On “Vera Drake,” in which Imelda Staunton embodied a woman who performs illegal abortions in mid-20th-century London, Leigh did not tell his cast the film would be dealing with that subject. “To Imelda Staunton, I did say, ‘Look, this will be about an abortionist,’ because you can’t ask someone to play an abortionist without them being comfortable about it. But all the other actors in the family, none of them knew she was an abortionist.”

Leigh and the ensemble underwent months of improvising en route to a breakthrough session, which went for nearly 11 hours. “It was when the brother and sister-in-law come around. They’re getting engaged and they’re having a party, and in the middle of it, the police showed up. The actors didn’t know there were other actors playing police. They didn’t know she’d done all those other things. She didn’t know that the last abortion she’d done had gone wrong. All of that is conducted in a very disciplined way. And when we had this long improvisation when the cops showed up, it was dynamite.

“That was two and a half months before showing up on location in the east end of London,” he explains. “By the time they’re playing the scene, we’ve had the experience of the discovery previously, and that’s solid. Then we need to organize it in a structured way — to script it and shoot it — but we couldn’t have done that if we hadn’t had the exploration, the improvisation to draw from, which is based on their not knowing what it was in the first place.”

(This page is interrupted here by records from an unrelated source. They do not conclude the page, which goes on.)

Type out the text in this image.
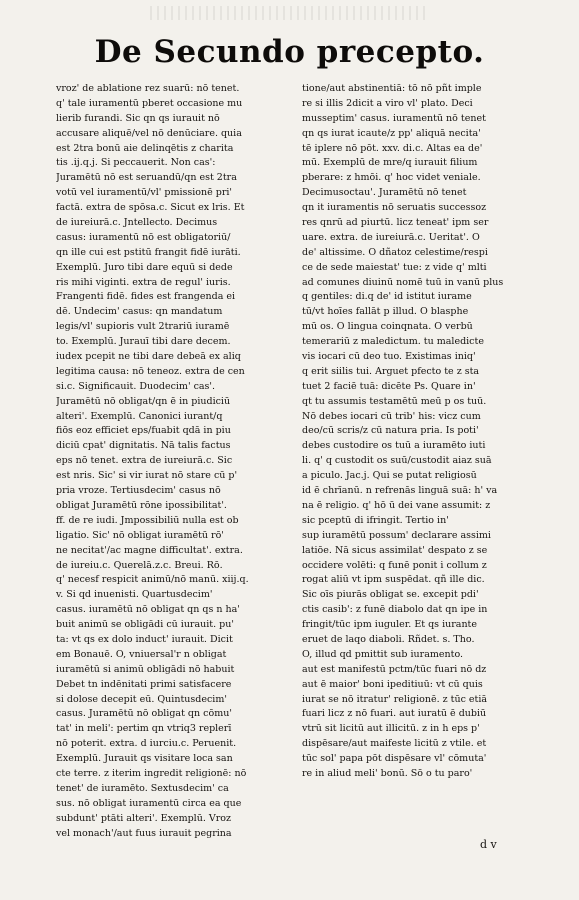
De Secundo precepto.
vroz' de ablatione rez suarū: nō tenet.
q' tale iuramentū pberet occasione mu
lierib furandi. Sic qn qs iurauit nō
accusare aliquē/vel nō denūciare. quia
est 2tra bonū aie delinqētis z charita
tis .ij.q.j. Si peccauerit. Non cas':
Juramētū nō est seruandū/qn est 2tra
votū vel iuramentū/vl' pmissionē pri'
factā. extra de spōsa.c. Sicut ex lris. Et
de iureiurā.c. Jntellecto. Decimus
casus: iuramentū nō est obligatoriū/
qn ille cui est pstitū frangit fidē iurāti.
Exemplū. Juro tibi dare equū si dede
ris mihi viginti. extra de regul' iuris.
Frangenti fidē. fides est frangenda ei
dē. Undecim' casus: qn mandatum
legis/vl' supioris vult 2trariū iuramē
to. Exemplū. Jurauī tibi dare decem.
iudex pcepit ne tibi dare debeā ex aliq
legitima causa: nō teneoz. extra de cen
si.c. Significauit. Duodecim' cas'.
Juramētū nō obligat/qn ē in piudiciū
alteri'. Exemplū. Canonici iurant/q
fiōs eoz efficiet eps/fuabit qdā in piu
diciū cpat' dignitatis. Nā talis factus
eps nō tenet. extra de iureiurā.c. Sic
est nris. Sic' si vir iurat nō stare cū p'
pria vroze. Tertiusdecim' casus nō
obligat Juramētū rōne ipossibilitat'.
ff. de re iudi. Jmpossibiliū nulla est ob
ligatio. Sic' nō obligat iuramētū rō'
ne necitat'/ac magne difficultat'. extra.
de iureiu.c. Querelā.z.c. Breui. Rō.
q' necesf respicit animū/nō manū. xiij.q.
v. Si qd inuenisti. Quartusdecim'
casus. iuramētū nō obligat qn qs n ha'
buit animū se obligādi cū iurauit. pu'
ta: vt qs ex dolo induct' iurauit. Dicit
em Bonauē. O, vniuersal'r n obligat
iuramētū si animū obligādi nō habuit
Debet tn indēnitati primi satisfacere
si dolose decepit eū. Quintusdecim'
casus. Juramētū nō obligat qn cōmu'
tat' in meli': pertim qn vtriq3 replerī
nō poterit. extra. d iurciu.c. Peruenit.
Exemplū. Jurauit qs visitare loca san
cte terre. z iterim ingredit religionē: nō
tenet' de iuramēto. Sextusdecim' ca
sus. nō obligat iuramentū circa ea que
subdunt' ptāti alteri'. Exemplū. Vroz
vel monach'/aut fuus iurauit pegrina
tione/aut abstinentiā: tō nō pñt imple
re si illis 2dicit a viro vl' plato. Deci
musseptim' casus. iuramentū nō tenet
qn qs iurat icaute/z pp' aliquā necita'
tē iplere nō pōt. xxv. di.c. Altas ea de'
mū. Exemplū de mre/q iurauit filium
pberare: z hmōi. q' hoc videt veniale.
Decimusoctau'. Juramētū nō tenet
qn it iuramentis nō seruatis successoz
res qnrū ad piurtū. licz teneat' ipm ser
uare. extra. de iureiurā.c. Ueritat'. O
de' altissime. O dñatoz celestime/respi
ce de sede maiestat' tue: z vide q' mlti
ad comunes diuinū nomē tuū in vanū plus
q gentiles: di.q de' id istitut iurame
tū/vt hoīes fallāt p illud. O blasphe
mū os. O lingua coinqnata. O verbū
temerariū z maledictum. tu maledicte
vis iocari cū deo tuo. Existimas iniq'
q erit siilis tui. Arguet pfecto te z sta
tuet 2 faciē tuā: dicēte Ps. Quare in'
qt tu assumis testamētū meū p os tuū.
Nō debes iocari cū trib' his: vicz cum
deo/cū scris/z cū natura pria. Is poti'
debes custodire os tuū a iuramēto iuti
li. q' q custodit os suū/custodit aiaz suā
a piculo. Jac.j. Qui se putat religiosū
id ē chrīanū. n refrenās linguā suā: h' va
na ē religio. q' hō ū dei vane assumit: z
sic pceptū di ifringit. Tertio in'
sup iuramētū possum' declarare assimi
latiōe. Nā sicus assimilat' despato z se
occidere volēti: q funē ponit i collum z
rogat aliū vt ipm suspēdat. qñ ille dic.
Sic oīs piurās obligat se. excepit pdi'
ctis casib': z funē diabolo dat qn ipe in
fringit/tūc ipm iuguler. Et qs iurante
eruet de laqo diaboli. Rñdet. s. Tho.
O, illud qd pmittit sub iuramento.
aut est manifestū pctm/tūc fuari nō dz
aut ē maior' boni ipeditiuū: vt cū quis
iurat se nō itratur' religionē. z tūc etiā
fuari licz z nō fuari. aut iuratū ē dubiū
vtrū sit licitū aut illicitū. z in h eps p'
dispēsare/aut maifeste licitū z vtile. et
tūc sol' papa pōt dispēsare vl' cōmuta'
re in aliud meli' bonū. Sō o tu paro'
d v
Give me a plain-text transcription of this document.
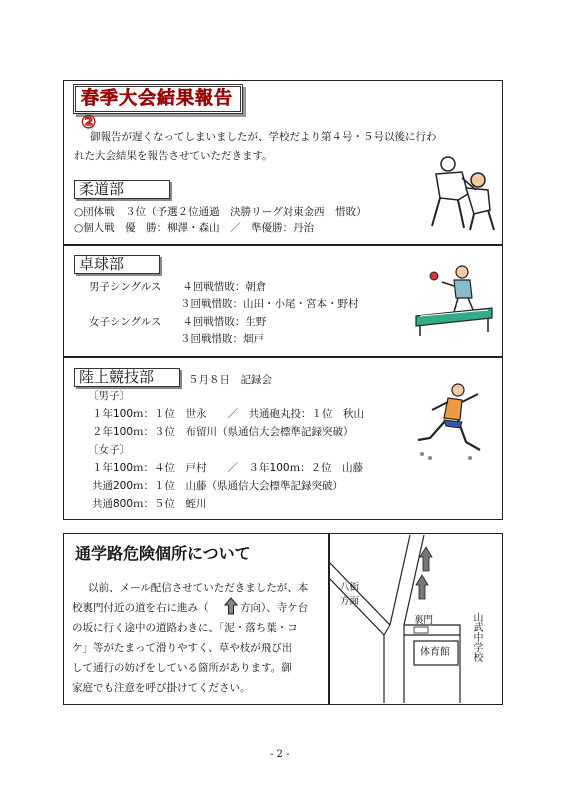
春季大会結果報告②
御報告が遅くなってしまいましたが、学校だより第４号・５号以後に行わ
れた大会結果を報告させていただきます。
柔道部
○団体戦　３位（予選２位通過　決勝リーグ対東金西　惜敗）
○個人戦　優　勝：柳澤・森山　／　準優勝：丹治
卓球部
男子シングルス　　４回戦惜敗：朝倉
３回戦惜敗：山田・小尾・宮本・野村
女子シングルス　　４回戦惜敗：生野
３回戦惜敗：畑戸
陸上競技部	５月８日　記録会
〔男子〕
１年100ｍ：１位　世永　　／　共通砲丸投：１位　秋山
２年100ｍ：３位　布留川（県通信大会標準記録突破）
〔女子〕
１年100ｍ：４位　戸村　　／　３年100ｍ：２位　山藤
共通200ｍ：１位　山藤（県通信大会標準記録突破）
共通800ｍ：５位　蛭川
通学路危険個所について
以前、メール配信させていただきましたが、本
校裏門付近の道を右に進み（	方向）、寺ケ台
の坂に行く途中の道路わきに、「泥・落ち葉・コ
ケ」等がたまって滑りやすく、草や枝が飛び出
して通行の妨げをしている箇所があります。御
家庭でも注意を呼び掛けてください。
八街
方面
裏門
体育館 山武中学校
- 2 -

Even though Leigh’s been perfecting this approach over more than half a century, that doesn’t make it easy to find financing. In fact, it’s been harder than ever lately. Amazon produced “Peterloo,” but has gotten more conservative about backing indie features since then. Even distributors who’ve had success with Leigh’s films won’t develop the next one.

“It’s always been a bit of a struggle, but there’s a lot more reluctance and resistance for backers to take that on board now,” he says. Add in the pandemic, and it’s been five years since Leigh has made a film. Given his method, he can’t just retreat to a room and write a screenplay. His process requires collaboration with actors who have the patience, time and communal spirit to develop a film together. At times, would-be partners have tried to suggest a certain star.

“If it’s ever cropped up, if there’s ever been any pressure of anybody that I may be involved in a movie that I’m going to make interfering in any way, I walk away,” Leigh says. “My late producer, Simon Channing Williams, would come back from meetings with potential backers, and he’d say, ‘They don’t mind that there’s no script, they don’t care that they don’t know what it’s about, but they will insist on a name,’ by which he meant an American movie star. And I’d say, ‘We have to walk away. … Any compromise is not worth it.’ So I’ve never done that, and therefore wound up making films with never enough money.”

That limited the scale of his work to small, domestically-centered independent films for years — a trend he broke with “Naked,” the first of his movies to be invited to Cannes. Now, he has a strategy: “We try to raise as much money as we can, and however much money it is, we work backwards from that,” he says.

He made an exception on his three historical projects — “Topsy-Turvy,” “Mr. Turner” and “Peterloo” — since they required considerably bigger budgets, so he’d tell backers just enough about the subject to raise what they’d need, then workshop the scripts in his usual way. “With all three of them, we were able to say in a sentence, ‘It’s about this. It’s about Gilbert and Sullivan. It’s about Turner the painter. It’s about the Peterloo massacre of 1819.’ And we’ve been able to raise quite big budgets relative to my other films,” Leigh says.

“Now, what I’ve never done, and what I desperately want to do, is to get the interest for that kind of budget, but to make an exploratory contemporary film without saying what it is,” Leigh confides. “That’s my chief source of frustration. With quite a sizable budget, I could do something really interesting on a bigger scale.”

And while Leigh is, er, content with the career retrospective in New York, “It’s just that I wouldn’t mind making another film to go with it,” he says.